Mogadishu – Today, the United Nations and partners in Somalia launched the Somalia COVID-19 Preparedness and Response Plan (CPRP) to address the immediate humanitarian impact and socio-economic consequences of the COVID-19 pandemic in the country.
“The impact of COVID-19 is bound to be devastating,” said Mr. Adam Abdelmoula, Deputy Special Representative of the Secretary-General, Resident and Humanitarian Coordinator for Somalia. “The priority now is to avert large-scale community transmission by scaling up risk communications, testing, contact tracing and management of cases.”
From one case confirmed on 16 March, COVID-19 cases in Somalia spiked to 286 as of 22 April, including 15 health workers. Within this period, the pandemic has impacted on the economy and livelihoods; imports have declined, commodity prices have increased, remittances have declined and school closures in March left about 1 million children without access to education.
The CPRP provides a six-to-nine-month framework for humanitarian and development agencies to adapt their programmes to the changing context and scale up interventions to mitigate the impact of COVID-19. The focus is on the ‘nexus’ between humanitarian, development and peacebuilding work. Implementation will be aligned to support the Federal Government of Somalia COVID-19 preparedness and response plans.

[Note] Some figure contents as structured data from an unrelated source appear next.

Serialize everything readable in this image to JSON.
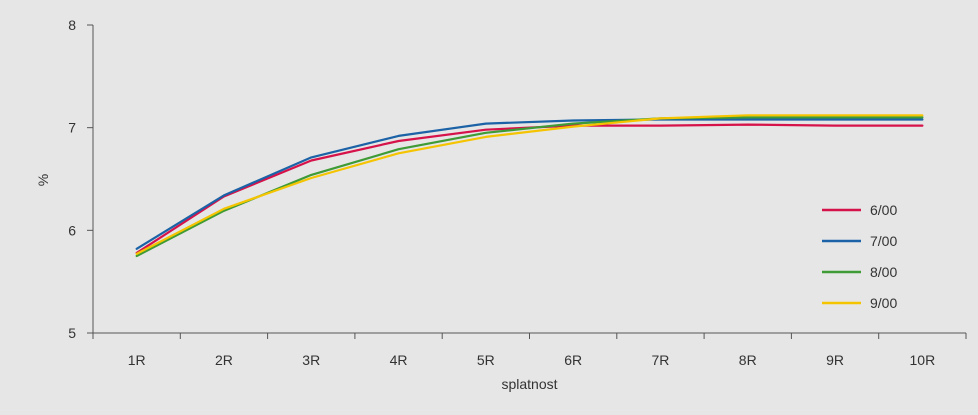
{
  "chart_data": {
    "type": "line",
    "title": "",
    "xlabel": "splatnost",
    "ylabel": "%",
    "categories": [
      "1R",
      "2R",
      "3R",
      "4R",
      "5R",
      "6R",
      "7R",
      "8R",
      "9R",
      "10R"
    ],
    "ylim": [
      5,
      8
    ],
    "yticks": [
      "5",
      "6",
      "7",
      "8"
    ],
    "grid": false,
    "legend_position": "right",
    "series": [
      {
        "name": "6/00",
        "color": "#d6124a",
        "values": [
          5.78,
          6.33,
          6.68,
          6.87,
          6.98,
          7.02,
          7.02,
          7.03,
          7.02,
          7.02
        ]
      },
      {
        "name": "7/00",
        "color": "#1b62a6",
        "values": [
          5.82,
          6.34,
          6.71,
          6.92,
          7.04,
          7.07,
          7.08,
          7.08,
          7.08,
          7.08
        ]
      },
      {
        "name": "8/00",
        "color": "#3e9b35",
        "values": [
          5.75,
          6.19,
          6.54,
          6.79,
          6.95,
          7.04,
          7.09,
          7.1,
          7.1,
          7.1
        ]
      },
      {
        "name": "9/00",
        "color": "#f5c400",
        "values": [
          5.77,
          6.21,
          6.51,
          6.75,
          6.91,
          7.01,
          7.09,
          7.12,
          7.12,
          7.12
        ]
      }
    ]
  }
}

“We are working closely with the Federal Government of Somalia, state authorities and all our partners, to address this unprecedented crisis,” said Mr. Abdelmoula. “I urge donors to urgently support this plan and front-load their contributions to enable aid agencies rapidly scale up the response to COVID-19.”
The CPRP plan seeks US$501 million. It gives priority to the most vulnerable Somalis including 2.6 million internally displaced persons (IDPs) who live in more than 2,000 overcrowded settlements with limited access to healthcare, water and sanitation services, and livelihoods. The plan considers the elderly – approximately 2.7 per cent of the population – and the urban poor as people who could be worst affected by COVID-19.
The COVID-19 pandemic comes as Somalia grapples with a protracted humanitarian crisis, brought on by years of conflict, climate-related emergencies and widespread poverty. This year, disease outbreaks, anticipated flooding and a locust infestation will aggravate the crisis further.